Les nouveaux visages de la philanthropie

Le domaine de la générosité évolue, non seulement les entreprises recherchent de plus en plus à mesurer leur impact social, mais c’est aussi le cas des grands donateurs. Ils vont même plus loin et essayent de mettre au point une approche plus entrepreneuriale de la philanthropie. 

La philanthropie prend un coup de jeune. En 2014, trois des plus importants donateurs américains étaient des trentenaires. Et sur les 10 milliards de dollars offerts par les 50 principaux philanthropes du pays, la moitié provenait de patrons ayant fait fortune dans les nouvelles technologies, selon le classement réalisé par The Chronicle of Philanthropy. Symbole d’une société où les richesses se créent aussi vite que se creusent les inégalités.

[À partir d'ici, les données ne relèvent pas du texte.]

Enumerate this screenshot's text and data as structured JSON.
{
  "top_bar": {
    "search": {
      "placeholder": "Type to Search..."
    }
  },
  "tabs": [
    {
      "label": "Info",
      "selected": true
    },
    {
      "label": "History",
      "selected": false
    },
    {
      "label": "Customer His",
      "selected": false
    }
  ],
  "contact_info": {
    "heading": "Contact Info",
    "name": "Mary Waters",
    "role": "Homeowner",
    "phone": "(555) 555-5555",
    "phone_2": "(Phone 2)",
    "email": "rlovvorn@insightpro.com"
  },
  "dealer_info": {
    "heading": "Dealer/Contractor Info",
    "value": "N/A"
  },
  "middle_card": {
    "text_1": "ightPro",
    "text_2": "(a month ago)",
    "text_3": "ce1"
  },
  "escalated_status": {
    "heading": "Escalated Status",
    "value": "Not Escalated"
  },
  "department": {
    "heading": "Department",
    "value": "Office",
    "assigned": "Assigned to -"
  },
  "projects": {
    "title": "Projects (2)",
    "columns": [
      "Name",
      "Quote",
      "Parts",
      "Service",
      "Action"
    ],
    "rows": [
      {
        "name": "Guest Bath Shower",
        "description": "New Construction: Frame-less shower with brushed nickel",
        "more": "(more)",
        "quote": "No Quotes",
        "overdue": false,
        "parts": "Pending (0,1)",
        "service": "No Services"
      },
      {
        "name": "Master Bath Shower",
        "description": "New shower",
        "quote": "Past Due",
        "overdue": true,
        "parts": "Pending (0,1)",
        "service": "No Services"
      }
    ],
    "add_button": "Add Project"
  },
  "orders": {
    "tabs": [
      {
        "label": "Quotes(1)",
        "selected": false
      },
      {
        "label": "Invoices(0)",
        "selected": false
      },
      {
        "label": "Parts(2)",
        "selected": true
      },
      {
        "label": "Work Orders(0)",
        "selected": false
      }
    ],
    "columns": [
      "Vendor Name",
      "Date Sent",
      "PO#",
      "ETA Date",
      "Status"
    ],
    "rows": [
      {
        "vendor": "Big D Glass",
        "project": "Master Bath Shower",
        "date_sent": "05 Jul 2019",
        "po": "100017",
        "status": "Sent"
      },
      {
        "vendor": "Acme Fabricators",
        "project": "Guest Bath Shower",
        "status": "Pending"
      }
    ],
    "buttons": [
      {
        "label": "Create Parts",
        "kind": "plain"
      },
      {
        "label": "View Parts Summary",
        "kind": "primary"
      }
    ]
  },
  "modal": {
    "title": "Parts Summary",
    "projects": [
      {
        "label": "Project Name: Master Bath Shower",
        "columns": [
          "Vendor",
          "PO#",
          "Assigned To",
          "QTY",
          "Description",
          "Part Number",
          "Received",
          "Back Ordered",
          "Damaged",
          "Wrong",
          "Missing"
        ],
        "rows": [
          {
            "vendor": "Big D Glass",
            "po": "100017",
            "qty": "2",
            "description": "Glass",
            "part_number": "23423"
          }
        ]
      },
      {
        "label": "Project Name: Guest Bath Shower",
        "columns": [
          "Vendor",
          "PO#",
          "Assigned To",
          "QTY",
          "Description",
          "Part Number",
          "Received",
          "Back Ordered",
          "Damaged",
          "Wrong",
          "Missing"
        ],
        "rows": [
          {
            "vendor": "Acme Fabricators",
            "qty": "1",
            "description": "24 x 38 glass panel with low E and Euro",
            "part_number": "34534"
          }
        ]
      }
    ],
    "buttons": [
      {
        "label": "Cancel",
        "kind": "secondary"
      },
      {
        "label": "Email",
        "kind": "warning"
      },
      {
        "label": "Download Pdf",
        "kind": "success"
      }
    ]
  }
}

« Non seulement les dirigeants deviennent riches plus rapidement, mais ce public est davantage réceptif à l’idée de rendre à la société ce qu’elle a pu leur donner. La philanthropie change de visage », explique Antoine Vaccaro, président du Centre d’étude et de recherche sur la philanthropie. Certes, la majorité des grands philanthropes américains est âgée de plus de 70 ans, mais une nouvelle génération prend le relais, aux Etats-Unis comme ailleurs.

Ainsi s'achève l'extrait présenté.